Personal Economy

Experience tells us that the personal impact of major issues and changes is largely unknown until long after the fact, and it’s never the way it was reported or predicted. So then why so many headlines and articles and commentary? There is a very simple answer to this, but not an answer that’s easily swallowed. Sadly, headlines, hype, and drama sell (and prompt people to react and buy and sell assets, and all kinds of things).

We know that when you get down to it, sales are a core consideration for the media. We just choose not to consider it and overlook this. We’re hopeful that the information is reliable and sound. After all, if the information flowing from books, magazines, TV shows, and newspapers is provided in a way to drive sales numbers, then where can the raw facts be found? And since advertisers believe that I won’t buy or watch unless I see an impact to me or my family, then that’s the way things are spun.
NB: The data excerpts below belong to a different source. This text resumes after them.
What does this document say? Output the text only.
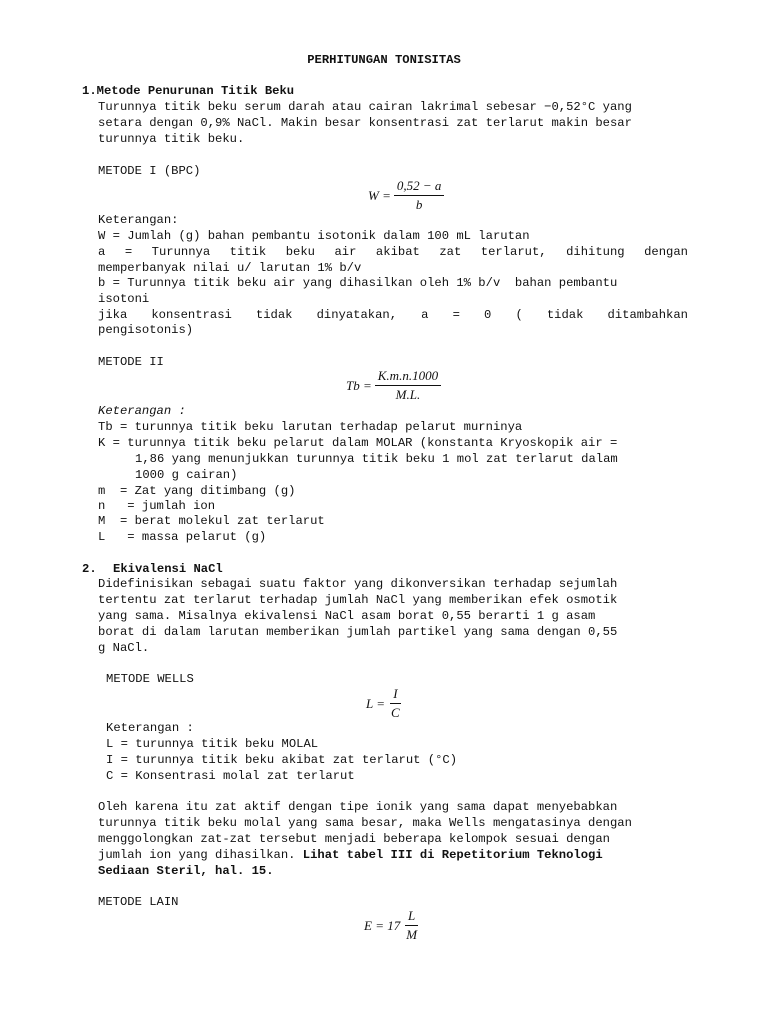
PERHITUNGAN TONISITAS
1.Metode Penurunan Titik Beku
Turunnya titik beku serum darah atau cairan lakrimal sebesar −0,52°C yang
setara dengan 0,9% NaCl. Makin besar konsentrasi zat terlarut makin besar
turunnya titik beku.
METODE I (BPC)
$W = \frac{0,52 - a}{b}$
Keterangan:
W = Jumlah (g) bahan pembantu isotonik dalam 100 mL larutan
a = Turunnya titik beku air akibat zat terlarut, dihitung dengan
memperbanyak nilai u/ larutan 1% b/v
b = Turunnya titik beku air yang dihasilkan oleh 1% b/v  bahan pembantu
isotoni
jika konsentrasi tidak dinyatakan, a = 0 ( tidak ditambahkan
pengisotonis)
METODE II
$Tb = \frac{K.m.n.1000}{M.L.}$
Keterangan :
Tb = turunnya titik beku larutan terhadap pelarut murninya
K = turunnya titik beku pelarut dalam MOLAR (konstanta Kryoskopik air =
1,86 yang menunjukkan turunnya titik beku 1 mol zat terlarut dalam
1000 g cairan)
m  = Zat yang ditimbang (g)
n   = jumlah ion
M  = berat molekul zat terlarut
L   = massa pelarut (g)
2. Ekivalensi NaCl
Didefinisikan sebagai suatu faktor yang dikonversikan terhadap sejumlah
tertentu zat terlarut terhadap jumlah NaCl yang memberikan efek osmotik
yang sama. Misalnya ekivalensi NaCl asam borat 0,55 berarti 1 g asam
borat di dalam larutan memberikan jumlah partikel yang sama dengan 0,55
g NaCl.
METODE WELLS
$L = \frac{I}{C}$
Keterangan :
L = turunnya titik beku MOLAL
I = turunnya titik beku akibat zat terlarut (°C)
C = Konsentrasi molal zat terlarut
Oleh karena itu zat aktif dengan tipe ionik yang sama dapat menyebabkan
turunnya titik beku molal yang sama besar, maka Wells mengatasinya dengan
menggolongkan zat-zat tersebut menjadi beberapa kelompok sesuai dengan
jumlah ion yang dihasilkan. Lihat tabel III di Repetitorium Teknologi
Sediaan Steril, hal. 15.
METODE LAIN
$E = 17 \frac{L}{M}$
After studying finance from an armchair (especially personal finance) for many years, and reading book after book from many authors on the subject, I then ventured into the financial newspaper and magazine world. (By the way, as far as books go there are only about 5 authors that I believe are worth reading and most of them have passed… but isn’t that really the test of solid information? It stands the test of time?). We’ll discuss books and newspapers in another article.

I won’t name the magazines, but would like to relate an experience. I picked up a fairly popular financial magazine at my Dentist’s office and liked the articles. They were candid, focused, and seemed factual with no speculation. That’s what I want. I don’t want opinions (unless they’re unbiased which is rare), speculation, or rhetoric which typically constitutes 75% of the articles I see. I want the facts. I saw a discounted subscription offer for this magazine, and I bought it. Before I received the first issue, a copy of a sister magazine (also pertaining to personal finance) arrived and I assumed that I had made a mistake when ordering. I leafed quickly through the magazine and none of the articles went on my “read this” list so I laid it aside. Two weeks later, the magazine I ordered arrived, and it was pretty good. Similar in quality to the first copy I had read, and interesting articles. So then why was there another magazine? What was the real difference? Every month about two weeks before receiving the magazine that I ordered, the other one would arrive. I never saw much in it of interest, but I decided to carve out some time and go through it page by page. As I went through it, I ripped out the ads as I went along. I stopped at a few articles and read partway through only to find they had sales pitches buried in them. Out they went, one by one, and not one page remained when I was through. Not one. Every page was an ad in some sense or tilted toward a sale… and this is a popular magazine. I determined that the reason I get it for free when I didn’t order it and don’t want it, is because it’s one big ad masquerading as a magazine. An entire magazine with no objectivity or substance, made up of ads and steering articles… and it’s popular. What are people getting out of this? I really can’t say.

After a few months of reading the magazine that I ordered, I found that it too was drifting toward speculation and more ads. Oh well… I gave it a try. Time will tell which way it goes. Even the association that I joined a few years ago which claims to be unbiased, is showing rather obvious signs of bias with sales as a goal. Since we really want to manage our finances, take control, work toward goals, eliminate debt, and establish and maintain a reasonable savings, these are not the articles and recommendations we need. I wonder if we’re not better off without any of them.

The good news: These experiences are my glaring reminders to stick to the basics, and to do the work myself. To manage our finances, we need to be diligent, vigilant, and responsible, and this means allocating time. It means not letting someone else do the homework and just following their lead. It means planning and reviewing, and nose to the grindstone debt reduction and prudent saving… acknowledging the fallacy in the quick-solution mentality. I form a plan toward my goals based on sound knowledge and principles, diligently follow the plan, and review and adjust the plan as things change. It’s pretty straight-forward and not terribly difficult… and this is the good news. Few articles will divulge the tried and true… after all, it doesn’t sell anything.

Wisdom is the proper allocation of knowledge, and prudence is the ability to govern and discipline ourselves using reason. These attributes should form the foundation of how we manage our personal economy. We build on these with diligence and perseverance toward our goals, and that is how we achieve them.